[clang-tidy] memory safe C++ subset

Hi all. I’m new here.

I’ve written a library[1] that makes it practical to write (mostly) memory safe C++ code by substituting the potentially dangerous elements of C/C++ (pointers, arrays, etc.) with fast[2] compatible memory safe replacements.

So it may perhaps now be reasonable to adopt a coding standard that bans most of the potentially unsafe elements of C/C++.

Enforcing such a ban would require a set of clang-tidy checks (or something similar) to identify any instances of potentially unsafe elements. I don’t have any experience with clang-tidy development, but I imagine that such a check set should be fairly straightforward for someone that does have experience writing clang-tidy checks. I mean, they wouldn’t have to do any semantic analysis or anything, they would just need to find any instances of potentially unsafe elements. And the set of potentially (memory) unsafe C/C++ elements is finite, right? Off the top of my head:

unsafe C elements:
pointers (including function pointers), arrays, unions, casts, a lot of standard library functions, arguably primitives that allow access to uninitialized state

unsafe C++ elements:
references, a bunch of the standard library elements (smart pointer implementations that allow unchecked nullptr dereferencing, unchecked container implementations), reinterpret_cast<>

Am I missing anything?

As far as I know, this solution provides a degree of memory safety and performance not previously available to C/C++ developers. The next closest option would probably be building with the sanitizers turned on. While that’s a more convenient solution, the results are inferior both in terms of safety and performance [3]. I’m kind of trying to sell it here because I’m hoping someone here will be convinced enough to go ahead and start implementing the checks (to identify instances of potentially unsafe elements). While I would be ready to contribute to the effort, I’m not sure I have the spare cycles (or expertise) to do it myself.

But maybe I’m getting ahead of myself. Do people even subscribe to the premise here? Would such a set of checks be accepted into clang-tidy?
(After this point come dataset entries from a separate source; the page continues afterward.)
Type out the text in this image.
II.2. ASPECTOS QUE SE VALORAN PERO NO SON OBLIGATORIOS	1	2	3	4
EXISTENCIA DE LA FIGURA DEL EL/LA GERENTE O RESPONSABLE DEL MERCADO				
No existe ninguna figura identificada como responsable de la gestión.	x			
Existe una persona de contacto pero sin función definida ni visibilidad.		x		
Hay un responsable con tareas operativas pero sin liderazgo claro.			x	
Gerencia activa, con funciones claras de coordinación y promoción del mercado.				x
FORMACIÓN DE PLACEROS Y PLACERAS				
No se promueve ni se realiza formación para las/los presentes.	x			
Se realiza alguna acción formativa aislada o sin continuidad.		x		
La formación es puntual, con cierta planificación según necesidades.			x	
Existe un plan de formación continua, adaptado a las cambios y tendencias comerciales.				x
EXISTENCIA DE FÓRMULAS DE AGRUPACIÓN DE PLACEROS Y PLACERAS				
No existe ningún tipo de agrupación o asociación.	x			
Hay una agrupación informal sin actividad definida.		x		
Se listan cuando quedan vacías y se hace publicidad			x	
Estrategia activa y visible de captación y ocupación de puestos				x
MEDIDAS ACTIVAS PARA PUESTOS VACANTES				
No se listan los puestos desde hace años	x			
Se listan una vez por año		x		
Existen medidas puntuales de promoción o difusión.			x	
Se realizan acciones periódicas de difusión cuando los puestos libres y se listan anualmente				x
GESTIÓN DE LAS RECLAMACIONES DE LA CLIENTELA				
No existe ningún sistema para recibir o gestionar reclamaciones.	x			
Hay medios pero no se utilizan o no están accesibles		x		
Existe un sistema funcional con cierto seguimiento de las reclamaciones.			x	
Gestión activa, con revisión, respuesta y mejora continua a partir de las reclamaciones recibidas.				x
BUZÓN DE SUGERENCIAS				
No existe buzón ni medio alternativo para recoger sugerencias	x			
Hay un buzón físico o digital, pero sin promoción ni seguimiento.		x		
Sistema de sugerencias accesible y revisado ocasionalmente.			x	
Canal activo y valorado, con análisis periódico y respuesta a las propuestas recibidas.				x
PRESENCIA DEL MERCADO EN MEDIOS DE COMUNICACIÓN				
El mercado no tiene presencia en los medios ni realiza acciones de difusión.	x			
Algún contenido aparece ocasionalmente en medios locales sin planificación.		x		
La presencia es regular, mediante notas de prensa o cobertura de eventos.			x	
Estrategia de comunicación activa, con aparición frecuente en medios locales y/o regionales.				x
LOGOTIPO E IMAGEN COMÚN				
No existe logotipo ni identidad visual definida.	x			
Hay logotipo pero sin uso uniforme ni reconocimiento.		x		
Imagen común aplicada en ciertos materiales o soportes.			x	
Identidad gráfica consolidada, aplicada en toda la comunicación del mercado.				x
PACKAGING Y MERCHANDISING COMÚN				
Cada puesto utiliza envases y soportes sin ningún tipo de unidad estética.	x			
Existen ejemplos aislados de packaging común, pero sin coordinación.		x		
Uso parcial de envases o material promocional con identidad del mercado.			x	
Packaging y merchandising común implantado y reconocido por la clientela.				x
[1] https://github.com/duneroadrunner/SaferCPlusPlus
[2] https://github.com/duneroadrunner/SaferCPlusPlus-BenchmarksGame
[3] https://duneroadrunner.github.io/SaferCPlusPlus/#safercplusplus-versus-clangllvm-sanitizers

Did you look at the C++ Core Guidelines and the Guidelines Support Library? These have similar goals to yours and are heading towards being official parts of the C++ standard.

David

Yes, ideally the Core Guidelines would have solved the problem. But unfortunately they don’t. Following the Core Guidelines to the letter does not assure that you won’t be accessing invalid memory or dereferencing nullptrs. Right? For some kind of safety assurance, we’re waiting on the completion of the “Lifetime Safety Checker”[1]. If that ever gets completed a lot of the clang-tidy checks will be rendered redundant. As will the Rust language, in essence. I don’t know if/when it will be completed, but some in the field I’ve talked to insist that it will be never. That they are underestimating the difficulty of the problem. I’m not qualified to judge, but the lack of progress updates is concerning.

And without a completed Lifetime Safety Checker, I might go so far as to classify some of the Core Guidelines as just bad programming advice.

Anyway, the SaferCPlusPlus library has the advantage of not being vaporware.

Also, if the clang-tidy checks work out, the next step might to to extend the checks into an automatic translator from (unsafe) C/C++ to memory safe(r) C/C++. This shouldn’t be too much of a stretch, as the SaferCPlusPlus library provides compatible substitutes for the most used unsafe C/C++ elements (except for C++ references which would have to be converted to pointers.)

[1] https://blogs.msdn.microsoft.com/vcblog/2016/03/31/c-core-guidelines-checkers-preview-of-the-lifetime-safety-checker/

And without a completed Lifetime Safety Checker, I might go so far as to classify some of the Core Guidelines as just bad programming advice.

Did that come across as a bit harsh? Let me clarify. The goal is of course, complete (memory) safety and optimal performance. You might think of it as the Core Guidelines trying to get as close to complete safety as possible without compromising on performance. SaferCPlusPlus instead takes the approach of trying to get as close to optimal performance as possible without compromising on (memory) safety.

I think that in the era of rampant vulnerability exploits, it’s important that the “safety first” option be available, even if “performance first” option is more “standard”. Don’t you think?